O conceito dos números de Dedekind é de difícil compreensão para quem não gosta de matemática. Seus cálculos são extremamente complexos, pois os números dessa sequência aumentam exponencialmente a cada nova dimensão. Isso significa que ficam cada vez mais difíceis de definir, além de ficarem sempre maiores – por isso, o valor de D(9) foi considerado por muito tempo impossível de se calcular.

“Por 32 anos, o cálculo do D(9) foi um desafio em aberto, e era questionável se algum dia seria possível calcular esse número”, afirma o cientista da computação Lennart Van Hirtum, da Universidade de Paderborn, autor de um dos estudos.

Números de Dedekind

Os números Dedekind são uma série de número inteiros em rápido crescimento. Sua lógica é baseada em “funções booleanas monótonas” (MBFs), que selecionam uma saída baseada em entradas que consistem em apenas dois estados (binários) possíveis, como verdadeiro e falso, ou 0 e 1.

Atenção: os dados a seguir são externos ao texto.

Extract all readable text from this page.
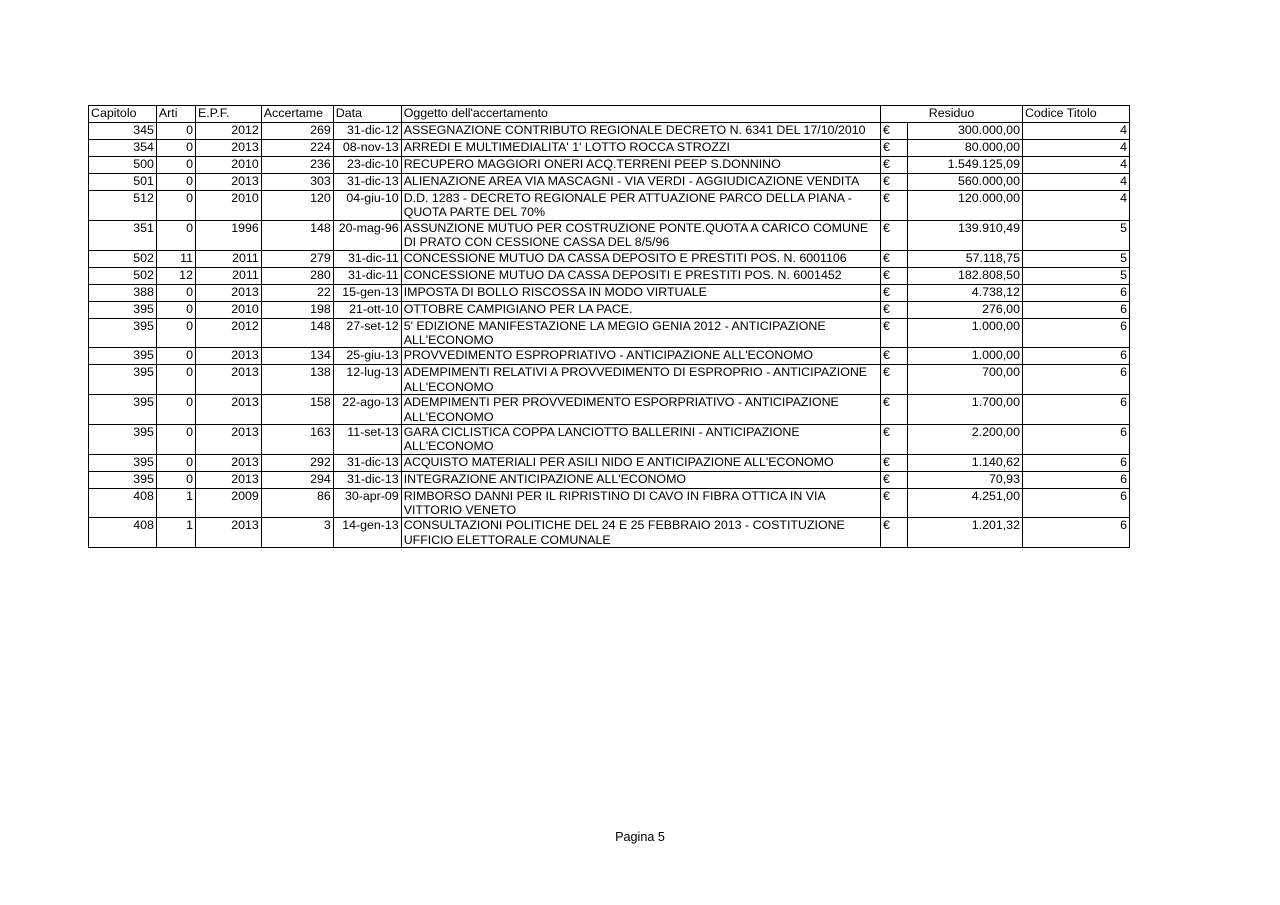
Capitolo	Arti	E.P.F.	Accertame	Data	Oggetto dell'accertamento	Residuo		Codice Titolo
345	0	2012	269	31-dic-12	ASSEGNAZIONE CONTRIBUTO REGIONALE DECRETO N. 6341 DEL 17/10/2010	€	300.000,00	4
354	0	2013	224	08-nov-13	ARREDI E MULTIMEDIALITA' 1' LOTTO ROCCA STROZZI	€	80.000,00	4
500	0	2010	236	23-dic-10	RECUPERO MAGGIORI ONERI ACQ.TERRENI PEEP S.DONNINO	€	1.549.125,09	4
501	0	2013	303	31-dic-13	ALIENAZIONE AREA VIA MASCAGNI - VIA VERDI - AGGIUDICAZIONE VENDITA	€	560.000,00	4
512	0	2010	120	04-giu-10	D.D. 1283 - DECRETO REGIONALE PER ATTUAZIONE PARCO DELLA PIANA - QUOTA PARTE DEL 70%	€	120.000,00	4
351	0	1996	148	20-mag-96	ASSUNZIONE MUTUO PER COSTRUZIONE PONTE.QUOTA A CARICO COMUNE DI PRATO CON CESSIONE CASSA DEL 8/5/96	€	139.910,49	5
502	11	2011	279	31-dic-11	CONCESSIONE MUTUO DA CASSA DEPOSITO E PRESTITI POS. N. 6001106	€	57.118,75	5
502	12	2011	280	31-dic-11	CONCESSIONE MUTUO DA CASSA DEPOSITI E PRESTITI POS. N. 6001452	€	182.808,50	5
388	0	2013	22	15-gen-13	IMPOSTA DI BOLLO RISCOSSA IN MODO VIRTUALE	€	4.738,12	6
395	0	2010	198	21-ott-10	OTTOBRE CAMPIGIANO PER LA PACE.	€	276,00	6
395	0	2012	148	27-set-12	5' EDIZIONE MANIFESTAZIONE LA MEGIO GENIA 2012 - ANTICIPAZIONE ALL'ECONOMO	€	1.000,00	6
395	0	2013	134	25-giu-13	PROVVEDIMENTO ESPROPRIATIVO - ANTICIPAZIONE ALL'ECONOMO	€	1.000,00	6
395	0	2013	138	12-lug-13	ADEMPIMENTI RELATIVI A PROVVEDIMENTO DI ESPROPRIO - ANTICIPAZIONE ALL'ECONOMO	€	700,00	6
395	0	2013	158	22-ago-13	ADEMPIMENTI PER PROVVEDIMENTO ESPORPRIATIVO - ANTICIPAZIONE ALL'ECONOMO	€	1.700,00	6
395	0	2013	163	11-set-13	GARA CICLISTICA COPPA LANCIOTTO BALLERINI - ANTICIPAZIONE ALL'ECONOMO	€	2.200,00	6
395	0	2013	292	31-dic-13	ACQUISTO MATERIALI PER ASILI NIDO E ANTICIPAZIONE ALL'ECONOMO	€	1.140,62	6
395	0	2013	294	31-dic-13	INTEGRAZIONE ANTICIPAZIONE ALL'ECONOMO	€	70,93	6
408	1	2009	86	30-apr-09	RIMBORSO DANNI PER IL RIPRISTINO DI CAVO IN FIBRA OTTICA IN VIA VITTORIO VENETO	€	4.251,00	6
408	1	2013	3	14-gen-13	CONSULTAZIONI POLITICHE DEL 24 E 25 FEBBRAIO 2013 - COSTITUZIONE UFFICIO ELETTORALE COMUNALE	€	1.201,32	6
Pagina 5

As funções booleanas monótonas restringem a lógica de tal maneira que mudar um 0 para um 1 em apenas uma entrada provoca a mudança na saída de 0 para 1, e não de 1 para 0. Para ilustrar esse conceito, os pesquisadores usam as cores vermelho e branco, em vez de 1 e 0, embora a ideia subjacente seja a mesma.

“Basicamente se pode pensar numa função booleana monótona em duas, três e infinitas dimensões, como um jogo com um cubo de n dimensões. Equilibra-se o cubo num cabo e depois pinta cada um dos cantos restantes de branco e vermelho”, explica Van Hirtum. “Só existe uma regra: nunca se deve colocar um canto branco em cima de um vermelho. Isso cria uma espécie de interseção vertical vermelho-branco. O objeto do jogo é descobrir quantas seções existem.”

Assim, o número Dedekind representa o número máximo possível de intersecções que podem ocorrer em um cubo de n dimensões que satisfaça a regra. Neste caso, as n dimensões do cubo correspondem ao enésimo número Dedekind.

Por exemplo, o oitavo número Dedekind tem 23 dígitos, que é o número máximo de seções diferentes que podem ser feitas em um cubo de oito dimensões satisfazendo a regra.

O cálculo do D(9)

Em 1991, um supercomputador Cray-2 (um dos mais poderosos da época, mas menos poderoso que um smartphone moderno) e o matemático Doug Wiedemann levaram 200 horas para calcular o D(8).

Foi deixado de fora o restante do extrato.